RTSPCAP is a tool for extracting video and audio data from RTSP/RTP streams found in capture files. This tool will do its absolute best to recover your RTSP streams, even when your capture file has missing, out of order and duplicate packets.
- Supports
pcapandpcapngfiles - Supports RTP/TCP and RTP/UDP
- Supports the the following codecs:
- H264
- H265
- MP4V-ES
- MPEG4
- PCMA
- PCMU
Make sure that the python packages in the requirements.txt file are installed in
your environment.
The basic usage is:
python -m rtspcap <PATH_TO_CAPTURE_FILE>RTSPCAP will output any video and audio stream it finds, seperately.
RTSPCAP expects the RTSP handshake to appear in the capture file
First we should understand RTSP streaming on a high level. First, the client uses RTSP to find a stream on the server, and negotiate the streaming protocol/s and codecs and such.
RTSP is basically HTTP with different methods and headers. The negotiation usually works something like this:
Client Server
| DESCRIBE |
|-----------------------> |
| |
| SDP |
| <-------------------------|
| |
| SETUP |
|-----------------------> |
| |
| OK |
| <-------------------------|
| |
| PLAY |
|-----------------------> |
| |
| OK |
| <-------------------------|
| |
The SDP (Session Description Protocol) is a format for describing the stream that is hosted on that URL. It has several elements, the most important ones are the tracks.

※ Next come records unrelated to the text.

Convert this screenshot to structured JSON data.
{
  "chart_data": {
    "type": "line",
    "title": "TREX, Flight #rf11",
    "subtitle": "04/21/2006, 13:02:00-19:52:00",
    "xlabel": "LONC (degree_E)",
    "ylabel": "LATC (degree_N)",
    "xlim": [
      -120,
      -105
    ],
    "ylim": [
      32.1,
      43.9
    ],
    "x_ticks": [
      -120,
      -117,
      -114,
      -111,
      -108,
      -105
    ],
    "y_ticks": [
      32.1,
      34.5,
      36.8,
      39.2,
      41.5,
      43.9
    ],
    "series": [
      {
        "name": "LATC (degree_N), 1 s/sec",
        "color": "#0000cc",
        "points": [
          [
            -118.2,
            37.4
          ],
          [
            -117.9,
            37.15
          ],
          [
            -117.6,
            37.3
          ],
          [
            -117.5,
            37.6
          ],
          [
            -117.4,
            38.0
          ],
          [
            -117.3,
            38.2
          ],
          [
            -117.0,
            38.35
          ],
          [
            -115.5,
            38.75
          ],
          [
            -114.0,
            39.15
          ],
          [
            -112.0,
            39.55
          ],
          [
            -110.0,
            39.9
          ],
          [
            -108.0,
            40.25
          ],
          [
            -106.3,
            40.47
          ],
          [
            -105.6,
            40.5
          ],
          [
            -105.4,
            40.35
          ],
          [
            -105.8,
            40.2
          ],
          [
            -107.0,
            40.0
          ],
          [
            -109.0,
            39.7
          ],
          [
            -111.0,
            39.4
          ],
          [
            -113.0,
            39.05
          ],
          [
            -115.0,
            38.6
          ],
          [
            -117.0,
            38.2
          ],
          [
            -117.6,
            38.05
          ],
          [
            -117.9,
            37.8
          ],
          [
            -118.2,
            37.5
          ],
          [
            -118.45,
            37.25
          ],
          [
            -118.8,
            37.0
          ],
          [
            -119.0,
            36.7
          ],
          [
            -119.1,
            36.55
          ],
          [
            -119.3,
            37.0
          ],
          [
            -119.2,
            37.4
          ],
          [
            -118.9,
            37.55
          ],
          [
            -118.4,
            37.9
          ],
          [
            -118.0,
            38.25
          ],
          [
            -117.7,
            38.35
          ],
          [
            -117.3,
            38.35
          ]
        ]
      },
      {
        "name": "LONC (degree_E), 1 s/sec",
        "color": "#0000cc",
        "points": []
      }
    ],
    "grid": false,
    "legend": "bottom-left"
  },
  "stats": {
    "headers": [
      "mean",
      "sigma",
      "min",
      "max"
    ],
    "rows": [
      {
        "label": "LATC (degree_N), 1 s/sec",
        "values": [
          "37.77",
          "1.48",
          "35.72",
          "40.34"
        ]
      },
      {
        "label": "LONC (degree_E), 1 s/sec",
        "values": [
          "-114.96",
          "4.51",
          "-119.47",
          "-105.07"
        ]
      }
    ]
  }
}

A stream can have more that one track, for example one for video and one for audio.
Each track element describes what protocol it uses (almost always RTP, which is what we support), and which codec the stream is using, plus some extra data which might be important for decoding the stream later.
The SETUP method is used to negotiate the protocol details per track. The client will send its preferred configuration via the Transport header, and the server will either accept it or not. If it does it will send the Transport header again, sometimes with important values like the server port.
The PLAY method tells the server to start streaming to the client.
The server will start sending RTP packets to the client. Each packet contains a seqence number for ordering, a timestamp for telling the client when the content of this packet should be shown, and the payload.
Depending on the codec, each packet might contain either a fragment of a frame, a full frame or multiple full frames of audio/video/other. Each codec defines how it should be transmitted over RTP in an RFC. Some of them have special headers that are unique to the transmission over RTP, that need to be parsed.
Then the decoder combines the different tracks (if there are multiple) into one stream, and displays it to the user (or maybe saves to a file).
In RTSP Decoder, we decode each stream seperately, encode to a known format (h264 for video, aac for audio) and save to a file.
For parsing the codecs, I used two sources: FFmpeg and the relevant RFC. Since I am using PyAV which is just a wrapper around FFmpeg, looking at the FFmpeg source really helped at times. However, sometimes their code is really hard to understand, and in those cases I used the relevant RFC to understand the structure of the RTP payload.